Japanese Prime Minister Shinzo Abe said in a meeting with security experts on Wednesday that the two pacts — to be approved at a cabinet meeting on Dec 17 — will be "historic documents that shape our country's national security".
The draft also said Japan will review its self-imposed ban on weapons exports, a move Bloomberg said shows that "Japan will seek to make its arms industry competitive globally".
Shi Yongming, a researcher of Asia-Pacific studies at the China Institute of International Relations, said Japan is using China to eliminate self-imposed legislative restrictions on revising its pacifist Constitution and expanding its military.
"Japan is projecting China as an enormous threat and campaigning itself as a 'major victim' to bluff people both domestically and overseas," Shi said.
Kyodo News Agency reported on Wednesday that the Abe administration will implement a defense program next year covering the next five years.
Japan's annual defense budget grew this year after a decade of decline.
Tokyo plans to set up an amphibious unit designed to take back the remote islands in case of invasion, and also plans to procure unmanned surveillance planes and establish an E-2C early warning aircraft unit at the Naha base in southwestern Japan, according to the latest defense plans.
Abe's bid to stoke Japan's slumbering economy "has given him political capital to push his long-cherished aim of also rehabilitating Japan's military, which under the post-war pacifist Constitution is restricted to defense only", Agence France-Presse said.

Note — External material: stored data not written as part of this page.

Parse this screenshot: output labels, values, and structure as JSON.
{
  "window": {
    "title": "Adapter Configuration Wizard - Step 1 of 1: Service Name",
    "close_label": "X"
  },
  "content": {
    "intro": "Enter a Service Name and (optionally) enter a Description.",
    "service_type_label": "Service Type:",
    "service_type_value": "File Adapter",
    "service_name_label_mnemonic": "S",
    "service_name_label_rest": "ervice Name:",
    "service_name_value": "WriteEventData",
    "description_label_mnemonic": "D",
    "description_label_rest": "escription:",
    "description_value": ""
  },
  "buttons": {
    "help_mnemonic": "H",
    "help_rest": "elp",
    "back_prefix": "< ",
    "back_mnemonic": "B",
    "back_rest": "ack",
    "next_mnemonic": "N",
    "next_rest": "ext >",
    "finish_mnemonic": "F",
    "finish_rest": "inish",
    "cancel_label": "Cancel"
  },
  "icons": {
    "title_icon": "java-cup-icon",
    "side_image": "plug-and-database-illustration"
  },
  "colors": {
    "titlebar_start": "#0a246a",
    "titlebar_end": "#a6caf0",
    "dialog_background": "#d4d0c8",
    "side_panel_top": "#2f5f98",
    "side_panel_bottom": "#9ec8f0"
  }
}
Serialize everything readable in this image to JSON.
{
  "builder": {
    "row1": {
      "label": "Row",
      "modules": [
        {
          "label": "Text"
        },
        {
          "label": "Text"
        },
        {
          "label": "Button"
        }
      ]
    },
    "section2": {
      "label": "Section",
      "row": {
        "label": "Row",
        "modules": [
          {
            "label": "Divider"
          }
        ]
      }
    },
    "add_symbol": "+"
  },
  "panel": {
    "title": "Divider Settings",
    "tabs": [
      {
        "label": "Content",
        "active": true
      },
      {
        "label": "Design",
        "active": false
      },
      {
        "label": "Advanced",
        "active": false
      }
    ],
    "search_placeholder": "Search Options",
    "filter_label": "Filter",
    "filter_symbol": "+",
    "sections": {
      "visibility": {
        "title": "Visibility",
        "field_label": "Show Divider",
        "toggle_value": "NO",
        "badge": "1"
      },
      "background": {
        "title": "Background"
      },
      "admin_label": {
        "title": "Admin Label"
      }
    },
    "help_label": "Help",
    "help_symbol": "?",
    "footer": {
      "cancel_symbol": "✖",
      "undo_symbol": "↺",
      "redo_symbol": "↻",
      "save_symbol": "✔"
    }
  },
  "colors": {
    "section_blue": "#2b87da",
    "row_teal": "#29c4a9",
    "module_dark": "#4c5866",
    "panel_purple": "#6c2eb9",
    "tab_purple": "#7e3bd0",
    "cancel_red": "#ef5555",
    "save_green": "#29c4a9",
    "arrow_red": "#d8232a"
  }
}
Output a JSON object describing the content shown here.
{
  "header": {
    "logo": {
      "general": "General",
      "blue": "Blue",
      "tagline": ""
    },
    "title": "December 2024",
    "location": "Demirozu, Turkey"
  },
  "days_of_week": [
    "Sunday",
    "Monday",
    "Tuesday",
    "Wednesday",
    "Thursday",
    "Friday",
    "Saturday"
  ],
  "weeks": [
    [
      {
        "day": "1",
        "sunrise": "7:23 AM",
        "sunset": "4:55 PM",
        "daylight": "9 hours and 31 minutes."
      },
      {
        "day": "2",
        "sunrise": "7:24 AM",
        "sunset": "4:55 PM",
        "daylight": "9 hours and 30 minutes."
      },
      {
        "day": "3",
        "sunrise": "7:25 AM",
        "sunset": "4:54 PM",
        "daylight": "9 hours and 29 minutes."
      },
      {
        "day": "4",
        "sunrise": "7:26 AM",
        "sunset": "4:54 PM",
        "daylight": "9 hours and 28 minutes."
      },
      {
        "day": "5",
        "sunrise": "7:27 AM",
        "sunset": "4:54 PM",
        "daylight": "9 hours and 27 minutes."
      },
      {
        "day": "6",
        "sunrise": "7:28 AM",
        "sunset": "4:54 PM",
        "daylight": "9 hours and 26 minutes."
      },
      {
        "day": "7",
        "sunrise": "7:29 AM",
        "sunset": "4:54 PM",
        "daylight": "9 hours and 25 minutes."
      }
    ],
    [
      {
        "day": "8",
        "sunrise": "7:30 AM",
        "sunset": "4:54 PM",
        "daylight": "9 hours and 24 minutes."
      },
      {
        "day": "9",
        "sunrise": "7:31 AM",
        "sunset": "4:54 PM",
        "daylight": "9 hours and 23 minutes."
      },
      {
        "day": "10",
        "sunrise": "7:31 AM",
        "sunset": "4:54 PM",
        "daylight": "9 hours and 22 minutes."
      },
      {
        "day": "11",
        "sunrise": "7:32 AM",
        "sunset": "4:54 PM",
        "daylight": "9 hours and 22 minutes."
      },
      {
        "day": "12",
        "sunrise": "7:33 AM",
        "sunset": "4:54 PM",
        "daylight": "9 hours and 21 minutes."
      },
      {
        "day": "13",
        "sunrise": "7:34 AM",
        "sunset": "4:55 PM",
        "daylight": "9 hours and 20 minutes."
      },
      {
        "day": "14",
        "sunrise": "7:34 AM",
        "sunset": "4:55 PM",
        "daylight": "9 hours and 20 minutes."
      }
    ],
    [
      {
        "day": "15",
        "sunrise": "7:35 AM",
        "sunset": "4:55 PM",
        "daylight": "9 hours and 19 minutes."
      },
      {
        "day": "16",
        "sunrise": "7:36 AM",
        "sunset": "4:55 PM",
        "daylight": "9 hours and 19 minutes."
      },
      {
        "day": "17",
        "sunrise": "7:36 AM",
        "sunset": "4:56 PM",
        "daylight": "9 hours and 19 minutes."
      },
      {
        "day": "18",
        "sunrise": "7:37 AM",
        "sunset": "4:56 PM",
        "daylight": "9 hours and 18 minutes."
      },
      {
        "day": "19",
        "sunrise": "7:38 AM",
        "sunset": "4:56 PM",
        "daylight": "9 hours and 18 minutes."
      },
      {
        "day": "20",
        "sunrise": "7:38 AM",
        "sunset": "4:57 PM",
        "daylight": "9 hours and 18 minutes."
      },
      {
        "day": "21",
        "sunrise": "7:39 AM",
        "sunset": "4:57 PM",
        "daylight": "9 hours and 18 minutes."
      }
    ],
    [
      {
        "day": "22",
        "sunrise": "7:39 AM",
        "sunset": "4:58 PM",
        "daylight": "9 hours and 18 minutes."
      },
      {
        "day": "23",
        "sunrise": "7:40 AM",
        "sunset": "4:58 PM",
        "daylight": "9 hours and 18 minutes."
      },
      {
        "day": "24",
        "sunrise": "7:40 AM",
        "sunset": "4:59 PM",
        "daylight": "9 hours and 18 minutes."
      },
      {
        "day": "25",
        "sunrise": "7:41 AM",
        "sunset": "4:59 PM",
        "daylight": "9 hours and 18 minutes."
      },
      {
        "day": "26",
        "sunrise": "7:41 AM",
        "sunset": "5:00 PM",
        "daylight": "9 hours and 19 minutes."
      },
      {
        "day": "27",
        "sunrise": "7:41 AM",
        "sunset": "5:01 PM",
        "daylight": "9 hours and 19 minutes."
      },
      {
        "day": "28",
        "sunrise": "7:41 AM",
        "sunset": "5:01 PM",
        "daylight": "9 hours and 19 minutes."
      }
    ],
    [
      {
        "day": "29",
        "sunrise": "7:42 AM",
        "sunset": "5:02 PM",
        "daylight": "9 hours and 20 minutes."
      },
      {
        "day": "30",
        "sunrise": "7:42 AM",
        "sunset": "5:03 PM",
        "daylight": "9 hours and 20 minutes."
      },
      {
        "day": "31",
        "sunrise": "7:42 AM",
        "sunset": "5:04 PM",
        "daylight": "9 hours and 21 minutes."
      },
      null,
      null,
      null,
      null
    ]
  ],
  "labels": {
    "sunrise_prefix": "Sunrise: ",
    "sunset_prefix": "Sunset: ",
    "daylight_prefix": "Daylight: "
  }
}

By showing muscle in the islands dispute and making right wing remarks, Abe is making progress in lifting the constitutional bans, said Liu Jiangyong, an expert on Japanese studies at Tsinghua University.
Liu warned that "Japan is also siding with countries including the United States and Australia to step up pressure on China".
"Japan is seeking stronger support from outside the country to speed up a military buildup, strive for more influence in the region and share more burdens in Washington's rebalancing strategy," Shi said.
Japan will also bolster its overall capability to respond to missile attacks as the Democratic People's Republic of Korea improves its ballistic missile technology, its defense guideline draft said.